Moreira D
Laboratoire de Biologie Cellulaire BC4, URA CNRS 2227, Université Paris-Sud, Bâtiment 444, 91405 Orsay Cedex, France.
Nucleic Acids Res. 1998 Jul 1;26(13):3309-10. doi: 10.1093/nar/26.13.3309.
The use of agarose blocks containing embedded DNA improves the PCR amplification from templates naturally contaminated with polysaccharides or humic acids, two powerful PCR inhibitors. Presumably, the difference in size between the DNA macromolecules and these contaminants allows their effective removal from the agarose blocks by diffusion during the washing steps, whereas genomic DNA remains trapped within them. In addition, agarose-embedded DNA can be directly used for PCR since low melting point agarose does not interfere with the reaction.
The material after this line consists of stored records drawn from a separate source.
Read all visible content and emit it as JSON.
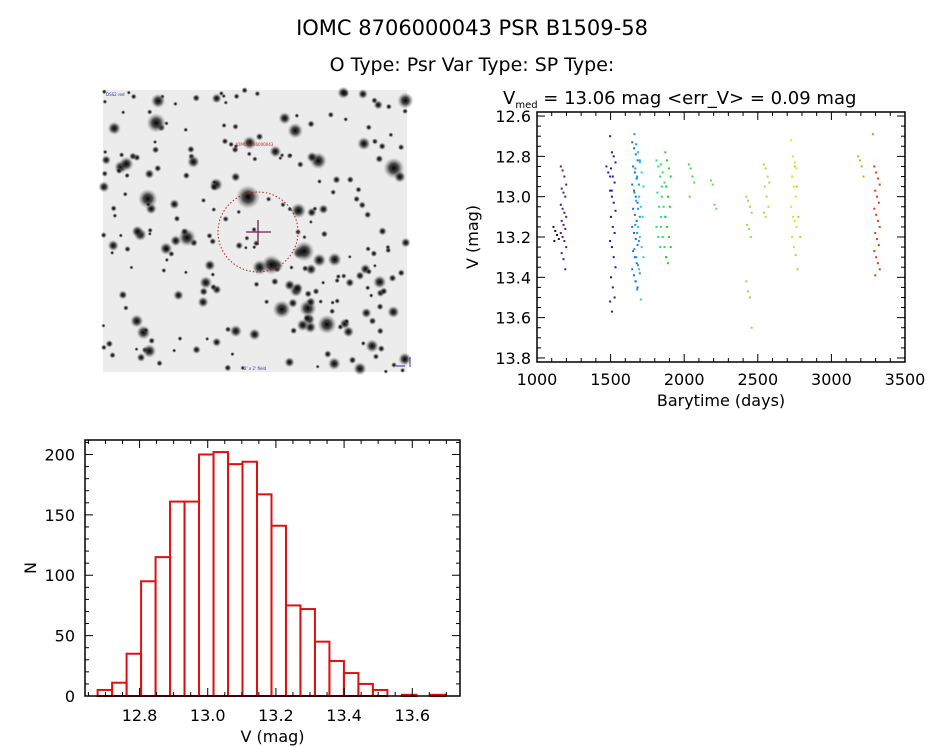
{
  "header": {
    "title": "IOMC 8706000043    PSR B1509-58",
    "subtitle": "O Type: Psr   Var Type:    SP Type:"
  },
  "image_panel": {
    "label_top_left": "DSS2 red",
    "label_center": "IOMC 8706000043",
    "label_bottom": "2' x 2' field"
  },
  "chart_data": [
    {
      "type": "scatter",
      "title_prefix": "V",
      "title_sub": "med",
      "title_rest": " = 13.06 mag <err_V> = 0.09 mag",
      "xlabel": "Barytime (days)",
      "ylabel": "V (mag)",
      "xlim": [
        1000,
        3500
      ],
      "ylim": [
        13.82,
        12.58
      ],
      "y_inverted": true,
      "xticks": [
        1000,
        1500,
        2000,
        2500,
        3000,
        3500
      ],
      "yticks": [
        12.6,
        12.8,
        13.0,
        13.2,
        13.4,
        13.6,
        13.8
      ],
      "ytick_labels": [
        "12.6",
        "12.8",
        "13.0",
        "13.2",
        "13.4",
        "13.6",
        "13.8"
      ],
      "groups": [
        {
          "t": 1130,
          "color": "#2a0a3a",
          "v": [
            13.15,
            13.17,
            13.19,
            13.21,
            13.22
          ]
        },
        {
          "t": 1180,
          "color": "#5a1a8a",
          "v": [
            12.85,
            12.87,
            12.9,
            12.94,
            12.96,
            12.98,
            13.0,
            13.04,
            13.06,
            13.08,
            13.1,
            13.12,
            13.14,
            13.16,
            13.18,
            13.2,
            13.22,
            13.25,
            13.28,
            13.31,
            13.36
          ]
        },
        {
          "t": 1490,
          "color": "#2a20b0",
          "v": [
            12.85,
            12.88,
            12.9,
            12.97
          ]
        },
        {
          "t": 1515,
          "color": "#1a1aa8",
          "v": [
            12.7,
            12.78,
            12.8,
            12.83,
            12.86,
            12.9,
            12.93,
            12.97,
            13.0,
            13.03,
            13.07,
            13.1,
            13.15,
            13.18,
            13.22,
            13.25,
            13.3,
            13.35,
            13.4,
            13.45,
            13.5,
            13.52,
            13.57
          ]
        },
        {
          "t": 1665,
          "color": "#1a70e0",
          "v": [
            12.73,
            12.76,
            12.79,
            12.82,
            12.85,
            12.88,
            12.91,
            12.94,
            12.97,
            13.0,
            13.03,
            13.06,
            13.09,
            13.12,
            13.15,
            13.18,
            13.21,
            13.24,
            13.27,
            13.3,
            13.33,
            13.36,
            13.39,
            13.42,
            13.45
          ]
        },
        {
          "t": 1680,
          "color": "#1a98e8",
          "v": [
            12.69,
            12.74,
            12.78,
            12.82,
            12.86,
            12.9,
            12.94,
            12.98,
            13.02,
            13.06,
            13.1,
            13.14,
            13.18,
            13.22,
            13.26,
            13.3,
            13.34,
            13.38,
            13.42,
            13.46
          ]
        },
        {
          "t": 1705,
          "color": "#20d0d0",
          "v": [
            12.78,
            12.83,
            12.88,
            12.95,
            13.0,
            13.05,
            13.1,
            13.15,
            13.2,
            13.25,
            13.3,
            13.36,
            13.51
          ]
        },
        {
          "t": 1830,
          "color": "#20e090",
          "v": [
            12.82,
            12.85,
            12.9,
            12.95,
            12.98,
            13.05,
            13.1,
            13.15,
            13.2,
            13.25
          ]
        },
        {
          "t": 1860,
          "color": "#30e050",
          "v": [
            12.84,
            12.88,
            12.93,
            12.95,
            13.0,
            13.05,
            13.1,
            13.15,
            13.2,
            13.25,
            13.3
          ]
        },
        {
          "t": 1890,
          "color": "#20d020",
          "v": [
            12.78,
            12.82,
            12.86,
            12.9,
            12.95,
            13.0,
            13.05,
            13.1,
            13.15,
            13.2,
            13.25,
            13.3,
            13.33
          ]
        },
        {
          "t": 2050,
          "color": "#40e040",
          "v": [
            12.84,
            12.86,
            12.9,
            12.93,
            13.0
          ]
        },
        {
          "t": 2200,
          "color": "#60e040",
          "v": [
            12.92,
            12.94,
            13.04,
            13.06
          ]
        },
        {
          "t": 2440,
          "color": "#90e040",
          "v": [
            13.0,
            13.02,
            13.05,
            13.08,
            13.14,
            13.16,
            13.2,
            13.42,
            13.47,
            13.5,
            13.65
          ]
        },
        {
          "t": 2560,
          "color": "#a8e040",
          "v": [
            12.84,
            12.86,
            12.9,
            12.93,
            12.95,
            13.0,
            13.05,
            13.08,
            13.1
          ]
        },
        {
          "t": 2745,
          "color": "#e0e020",
          "v": [
            12.72,
            12.8,
            12.83,
            12.86,
            12.9,
            12.95,
            13.0,
            13.05,
            13.1,
            13.12,
            13.15,
            13.2,
            13.25
          ]
        },
        {
          "t": 2770,
          "color": "#e0c020",
          "v": [
            12.85,
            12.95,
            13.1,
            13.2,
            13.29,
            13.36
          ]
        },
        {
          "t": 3200,
          "color": "#e0a020",
          "v": [
            12.8,
            12.82,
            12.85,
            12.9
          ]
        },
        {
          "t": 3300,
          "color": "#e08020",
          "v": [
            12.69
          ]
        },
        {
          "t": 3310,
          "color": "#e04010",
          "v": [
            12.85,
            12.88,
            12.91,
            12.94,
            12.97,
            13.0,
            13.03,
            13.06,
            13.09,
            13.12,
            13.15,
            13.18,
            13.21,
            13.24,
            13.27,
            13.3,
            13.33,
            13.36,
            13.39
          ]
        }
      ]
    },
    {
      "type": "bar",
      "subtype": "histogram",
      "xlabel": "V (mag)",
      "ylabel": "N",
      "xlim": [
        12.64,
        13.74
      ],
      "ylim": [
        0,
        212
      ],
      "xticks": [
        12.8,
        13.0,
        13.2,
        13.4,
        13.6
      ],
      "xtick_labels": [
        "12.8",
        "13.0",
        "13.2",
        "13.4",
        "13.6"
      ],
      "yticks": [
        0,
        50,
        100,
        150,
        200
      ],
      "bin_start": 12.677,
      "bin_width": 0.0425,
      "values": [
        5,
        11,
        35,
        95,
        115,
        161,
        161,
        200,
        202,
        192,
        194,
        167,
        141,
        75,
        72,
        45,
        29,
        19,
        10,
        5,
        0,
        1,
        0,
        1
      ],
      "color": "#dd1111"
    }
  ]
}
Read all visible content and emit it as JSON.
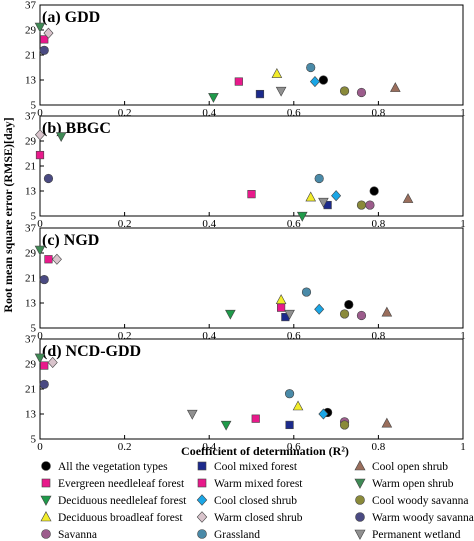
{
  "chart_data": {
    "type": "scatter",
    "xlabel": "Coefficient of determination (R²)",
    "ylabel": "Root mean square error (RMSE)[day]",
    "xlim": [
      0,
      1
    ],
    "ylim": [
      5,
      37
    ],
    "xticks": [
      "0",
      "0.2",
      "0.4",
      "0.6",
      "0.8",
      "1"
    ],
    "yticks": [
      "5",
      "13",
      "21",
      "29",
      "37"
    ],
    "grid": false,
    "legend_position": "bottom",
    "categories": [
      {
        "id": "all",
        "name": "All the vegetation types",
        "marker": "circle",
        "color": "#000000"
      },
      {
        "id": "enf",
        "name": "Evergreen needleleaf forest",
        "marker": "square",
        "color": "#e8198b"
      },
      {
        "id": "dnf",
        "name": "Deciduous needleleaf forest",
        "marker": "triangle-down",
        "color": "#1f9a4a"
      },
      {
        "id": "dbf",
        "name": "Deciduous broadleaf forest",
        "marker": "triangle-up",
        "color": "#f2ec2a"
      },
      {
        "id": "sav",
        "name": "Savanna",
        "marker": "circle",
        "color": "#9c5c8c"
      },
      {
        "id": "cmf",
        "name": "Cool mixed forest",
        "marker": "square",
        "color": "#1c2a8c"
      },
      {
        "id": "wmf",
        "name": "Warm mixed forest",
        "marker": "square",
        "color": "#e8198b"
      },
      {
        "id": "ccs",
        "name": "Cool closed shrub",
        "marker": "diamond",
        "color": "#1aa6e6"
      },
      {
        "id": "wcs",
        "name": "Warm closed shrub",
        "marker": "diamond",
        "color": "#d9c4cc"
      },
      {
        "id": "grass",
        "name": "Grassland",
        "marker": "circle",
        "color": "#4a8aa8"
      },
      {
        "id": "cos",
        "name": "Cool open shrub",
        "marker": "triangle-up",
        "color": "#9a6e5c"
      },
      {
        "id": "wos",
        "name": "Warm open shrub",
        "marker": "triangle-down",
        "color": "#3f8a55"
      },
      {
        "id": "cws",
        "name": "Cool woody savanna",
        "marker": "circle",
        "color": "#8a8a3a"
      },
      {
        "id": "wws",
        "name": "Warm woody savanna",
        "marker": "circle",
        "color": "#4a4a82"
      },
      {
        "id": "pw",
        "name": "Permanent wetland",
        "marker": "triangle-down",
        "color": "#909090"
      }
    ],
    "panels": [
      {
        "title": "(a) GDD",
        "points": [
          {
            "cat": "all",
            "x": 0.67,
            "y": 13
          },
          {
            "cat": "enf",
            "x": 0.01,
            "y": 26
          },
          {
            "cat": "dnf",
            "x": 0.41,
            "y": 7.5
          },
          {
            "cat": "dbf",
            "x": 0.56,
            "y": 15
          },
          {
            "cat": "sav",
            "x": 0.76,
            "y": 9
          },
          {
            "cat": "cmf",
            "x": 0.52,
            "y": 8.5
          },
          {
            "cat": "wmf",
            "x": 0.47,
            "y": 12.5
          },
          {
            "cat": "ccs",
            "x": 0.65,
            "y": 12.5
          },
          {
            "cat": "wcs",
            "x": 0.02,
            "y": 28
          },
          {
            "cat": "grass",
            "x": 0.64,
            "y": 17
          },
          {
            "cat": "cos",
            "x": 0.84,
            "y": 10.5
          },
          {
            "cat": "wos",
            "x": 0.0,
            "y": 30
          },
          {
            "cat": "cws",
            "x": 0.72,
            "y": 9.5
          },
          {
            "cat": "wws",
            "x": 0.01,
            "y": 22.5
          },
          {
            "cat": "pw",
            "x": 0.57,
            "y": 9.5
          }
        ]
      },
      {
        "title": "(b) BBGC",
        "points": [
          {
            "cat": "all",
            "x": 0.79,
            "y": 13
          },
          {
            "cat": "enf",
            "x": 0.0,
            "y": 24.5
          },
          {
            "cat": "dnf",
            "x": 0.62,
            "y": 5
          },
          {
            "cat": "dbf",
            "x": 0.64,
            "y": 11
          },
          {
            "cat": "sav",
            "x": 0.78,
            "y": 8.5
          },
          {
            "cat": "cmf",
            "x": 0.68,
            "y": 8.5
          },
          {
            "cat": "wmf",
            "x": 0.5,
            "y": 12
          },
          {
            "cat": "ccs",
            "x": 0.7,
            "y": 11.5
          },
          {
            "cat": "wcs",
            "x": 0.0,
            "y": 31
          },
          {
            "cat": "grass",
            "x": 0.66,
            "y": 17
          },
          {
            "cat": "cos",
            "x": 0.87,
            "y": 10.5
          },
          {
            "cat": "wos",
            "x": 0.05,
            "y": 30.5
          },
          {
            "cat": "cws",
            "x": 0.76,
            "y": 8.5
          },
          {
            "cat": "wws",
            "x": 0.02,
            "y": 17
          },
          {
            "cat": "pw",
            "x": 0.67,
            "y": 9.5
          }
        ]
      },
      {
        "title": "(c) NGD",
        "points": [
          {
            "cat": "all",
            "x": 0.73,
            "y": 12.5
          },
          {
            "cat": "enf",
            "x": 0.02,
            "y": 27
          },
          {
            "cat": "dnf",
            "x": 0.45,
            "y": 9.5
          },
          {
            "cat": "dbf",
            "x": 0.57,
            "y": 14
          },
          {
            "cat": "sav",
            "x": 0.76,
            "y": 9
          },
          {
            "cat": "cmf",
            "x": 0.58,
            "y": 8.5
          },
          {
            "cat": "wmf",
            "x": 0.57,
            "y": 11.5
          },
          {
            "cat": "ccs",
            "x": 0.66,
            "y": 11
          },
          {
            "cat": "wcs",
            "x": 0.04,
            "y": 27
          },
          {
            "cat": "grass",
            "x": 0.63,
            "y": 16.5
          },
          {
            "cat": "cos",
            "x": 0.82,
            "y": 10
          },
          {
            "cat": "wos",
            "x": 0.0,
            "y": 30
          },
          {
            "cat": "cws",
            "x": 0.72,
            "y": 9.5
          },
          {
            "cat": "wws",
            "x": 0.01,
            "y": 20.5
          },
          {
            "cat": "pw",
            "x": 0.59,
            "y": 9.5
          }
        ]
      },
      {
        "title": "(d) NCD-GDD",
        "points": [
          {
            "cat": "all",
            "x": 0.68,
            "y": 13.5
          },
          {
            "cat": "enf",
            "x": 0.01,
            "y": 28.5
          },
          {
            "cat": "dnf",
            "x": 0.44,
            "y": 9.5
          },
          {
            "cat": "dbf",
            "x": 0.61,
            "y": 15.5
          },
          {
            "cat": "sav",
            "x": 0.72,
            "y": 10.5
          },
          {
            "cat": "cmf",
            "x": 0.59,
            "y": 9.5
          },
          {
            "cat": "wmf",
            "x": 0.51,
            "y": 11.5
          },
          {
            "cat": "ccs",
            "x": 0.67,
            "y": 13
          },
          {
            "cat": "wcs",
            "x": 0.03,
            "y": 29.5
          },
          {
            "cat": "grass",
            "x": 0.59,
            "y": 19.5
          },
          {
            "cat": "cos",
            "x": 0.82,
            "y": 10
          },
          {
            "cat": "wos",
            "x": 0.0,
            "y": 31
          },
          {
            "cat": "cws",
            "x": 0.72,
            "y": 9.5
          },
          {
            "cat": "wws",
            "x": 0.01,
            "y": 22.5
          },
          {
            "cat": "pw",
            "x": 0.36,
            "y": 13
          }
        ]
      }
    ]
  }
}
This simple and inexpensive method is also convenient for genomic DNAs extracted by other procedures, and it is potentially useful for samples containing other kinds of soluble inhibitors, overcoming this important problem of current amplification techniques.
使用含有嵌入DNA的琼脂糖块可改善从天然被多糖或腐殖酸污染的模板进行的PCR扩增,多糖和腐殖酸是两种强大的PCR抑制剂。据推测,DNA大分子与这些污染物之间的大小差异使得它们在洗涤步骤中通过扩散从琼脂糖块中有效去除,而基因组DNA则保留在其中。此外,由于低熔点琼脂糖不干扰反应,因此嵌入琼脂糖的DNA可直接用于PCR。这种简单且廉价的方法对于通过其他程序提取的基因组DNA也很方便,并且对于含有其他种类可溶性抑制剂的样品可能有用,克服了当前扩增技术的这一重要问题。